第百十一話 甲子革令というものがあるそうです
横田城 阿曽沼孫四郎
弥生になって、どうやら甲子革命とかいうもので文亀から永正に改元されたというのが耳に入った。
「のう清之、甲子革命とはなんだ?」
「甲子革令でございますか」
清之の説明によると甲子に四年先立つ辛酉および庚申が金の気、つまり冷酷さが強まるとされている。なかでも辛も酉も金の気であり相乗効果で説くに人の心が冷酷になりやすく天命が改まる、つまり革命の年となり政治的に不安定になるとされる。これを辛酉革命という。世情を安らげるために改元するべきだと言うのが三善清行の革命勘文であり、これに基づき改元されたのが延喜であるという。
そして甲子も天意が改まり、徳を備えたものが現れる『革令』の年であり政変が起こりやすいため、改元を行って世情の安定を祈るのだという。それと革命ではなく革令だそうだ。

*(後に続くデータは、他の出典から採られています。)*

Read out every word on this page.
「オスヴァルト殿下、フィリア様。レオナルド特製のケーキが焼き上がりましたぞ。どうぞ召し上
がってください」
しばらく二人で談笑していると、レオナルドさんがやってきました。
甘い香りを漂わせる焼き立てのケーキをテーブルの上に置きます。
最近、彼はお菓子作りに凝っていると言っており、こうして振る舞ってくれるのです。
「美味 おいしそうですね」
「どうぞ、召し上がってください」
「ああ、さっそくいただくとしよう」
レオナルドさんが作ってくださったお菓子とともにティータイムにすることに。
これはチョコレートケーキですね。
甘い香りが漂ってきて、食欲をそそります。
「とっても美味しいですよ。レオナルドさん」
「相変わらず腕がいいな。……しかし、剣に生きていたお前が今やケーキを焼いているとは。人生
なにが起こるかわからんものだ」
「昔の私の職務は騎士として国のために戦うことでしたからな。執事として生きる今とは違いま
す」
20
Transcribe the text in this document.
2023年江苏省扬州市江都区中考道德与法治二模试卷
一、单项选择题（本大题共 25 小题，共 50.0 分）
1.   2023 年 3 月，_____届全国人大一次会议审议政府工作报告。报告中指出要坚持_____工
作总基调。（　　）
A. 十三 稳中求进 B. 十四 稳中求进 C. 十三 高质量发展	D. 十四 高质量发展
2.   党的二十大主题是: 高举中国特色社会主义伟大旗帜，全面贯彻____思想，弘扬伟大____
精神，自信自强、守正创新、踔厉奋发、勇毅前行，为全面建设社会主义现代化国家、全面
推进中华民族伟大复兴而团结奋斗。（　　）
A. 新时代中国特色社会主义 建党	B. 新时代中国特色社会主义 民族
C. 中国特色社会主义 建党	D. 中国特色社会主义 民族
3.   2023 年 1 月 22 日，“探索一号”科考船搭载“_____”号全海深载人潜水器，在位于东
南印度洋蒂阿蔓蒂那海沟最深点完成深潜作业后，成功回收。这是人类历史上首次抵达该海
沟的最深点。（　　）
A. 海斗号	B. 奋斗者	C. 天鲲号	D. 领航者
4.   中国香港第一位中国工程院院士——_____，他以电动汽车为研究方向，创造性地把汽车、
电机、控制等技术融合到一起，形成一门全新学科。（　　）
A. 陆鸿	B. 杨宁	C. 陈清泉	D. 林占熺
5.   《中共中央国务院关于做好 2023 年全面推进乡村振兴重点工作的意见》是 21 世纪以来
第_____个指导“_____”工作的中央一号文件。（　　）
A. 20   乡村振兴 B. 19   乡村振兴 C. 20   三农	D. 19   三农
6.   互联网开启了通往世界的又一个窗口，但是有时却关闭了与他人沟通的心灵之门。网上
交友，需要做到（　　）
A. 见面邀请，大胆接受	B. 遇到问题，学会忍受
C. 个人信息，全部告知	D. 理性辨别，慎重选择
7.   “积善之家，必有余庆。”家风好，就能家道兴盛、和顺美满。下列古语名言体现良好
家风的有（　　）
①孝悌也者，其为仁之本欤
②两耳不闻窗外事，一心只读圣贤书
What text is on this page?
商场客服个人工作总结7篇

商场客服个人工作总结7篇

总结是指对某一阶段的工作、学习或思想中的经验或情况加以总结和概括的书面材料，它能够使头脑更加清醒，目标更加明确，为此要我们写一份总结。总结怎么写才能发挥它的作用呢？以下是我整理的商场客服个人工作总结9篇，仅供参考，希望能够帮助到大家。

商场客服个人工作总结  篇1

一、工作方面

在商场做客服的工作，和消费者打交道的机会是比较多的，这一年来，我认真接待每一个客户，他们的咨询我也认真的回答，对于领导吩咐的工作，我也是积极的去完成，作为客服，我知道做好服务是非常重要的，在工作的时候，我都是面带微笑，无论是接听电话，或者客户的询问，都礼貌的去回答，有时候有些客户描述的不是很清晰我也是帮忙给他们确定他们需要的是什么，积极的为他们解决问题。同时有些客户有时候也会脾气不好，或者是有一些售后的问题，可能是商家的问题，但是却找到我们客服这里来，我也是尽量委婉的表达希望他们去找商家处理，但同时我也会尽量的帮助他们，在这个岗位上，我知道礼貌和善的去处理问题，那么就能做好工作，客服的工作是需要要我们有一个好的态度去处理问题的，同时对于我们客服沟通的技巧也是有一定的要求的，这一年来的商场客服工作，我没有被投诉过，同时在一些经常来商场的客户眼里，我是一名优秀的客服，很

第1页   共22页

「この戦乱の世で祈るだけで世情が安定するならありがたいのだがな」
「祈るというのも大事ですぞ」
「そうだな。帝のご意思を実現できるよう我らは我らでできることをやっていくか」
と話しているとドタドタという音がする。
「清之、おお神童殿もおったか。評定の間に集まるように」
なんだ一体と思いつつ、ついに浜田辺りが暴発したのかと当たりをつける。評定の間にいくと大槌・狐崎に小国も含めた皆がすでに集まっている。
「遅くなりました」
「いや皆いまきたところだ」
父上が一呼吸おき、話し始める。
「以前から葛西殿による千葉征討の話があったことは皆も識っておろう」
そういえば俺の策謀で葛西殿と千葉の緊張が高まっていたんだっけか。
「先日千葉が葛西殿に反旗を翻した」
父上の言葉に皆いよいよかとか言い合い、場がざわつく。父上がひとつ咳払いし場を収めると話を続ける。
「それとな、斯波と九戸、其れに久慈と根城が対峙して居るようだ。この内九戸と久慈が誼を結んで対抗しているようだ」
こちらに関しても場がざわついている。
「殿、九戸と久慈が連携をとって居るのですか?」
「いまの所はな」
どうやら斯波と根城が敵対しているから連携をとっているに過ぎないらしく、落ち着けば相争うようになるだろうという。
「それより田鎖どもの調略は進んでおるか?」
「袰綿と和井内はすでに恭順の意を示してきておる。腹帯(はらたい)と茂市(もいち)、それに蟇目(ひきめ)は千徳が一戸に引き上げたのを良いことに田鎖、千徳を抑え、当家には靡かぬという」
守綱叔父上が応じる。一戦交えねばならぬようだが、この機会に南の世田米、できれば唐丹や気仙まで抑えたいものだが。
「ふむ、こちらに降りた者共には食い物、雑穀で構わんから与えておけ。それよりも葛西殿からも要請があってな、世田米あたりは切り取りして良いとの言質を貰っておる。皆支度は滞り無いな」
みな目は爛々と、獰猛な顔つきとなっていく。
「先日の小国なんぞより厳しい戦になる。出立は五日後、みな準備は入念にな」
田植えが始まる前には帰ってこなければならない。常備兵を持つことができればもう少し出撃期間を自由にできるのだろうがな。人も食い物も武具も足りんからななかなか思うようにはいかんな。
「そういえば、鎧とは小さな板を紐でつなげておるのだな」
「ええ、若様。この小札というものを紐でつなげておるのです」
「のう清之、これでは数を揃えようにも手間がかかって難しくないか?」
「はい。ですのでこのような鎧を着れるのは一部の武家のみでございます」
足軽は腹当のみもしくは其れすら無いものが大半であるという。
「良くないな」
「は?」
「そうそう当たるものではないとはいえ何も着ないというのはな」
「とはいえ腹当でさえそれなりの値がします故、雑兵まで行き渡らせるのは難しゅうございます」
制作の手間がかかるためなかなか量産効果が得られない。また手入れも大変である。
「この胸の部分を一枚板で作って見てはどうだ?」
「ふむなるほど、確かに紐が少なければ手入れの手間はだいぶ楽になりますな。そんなことは考えたこともございませんでした」
「では早速工部大輔に相談するか。甲冑師にも相談してできぬか聞いてみたい」
鎧の改良と量産性の向上に向け検討を開始することとなった。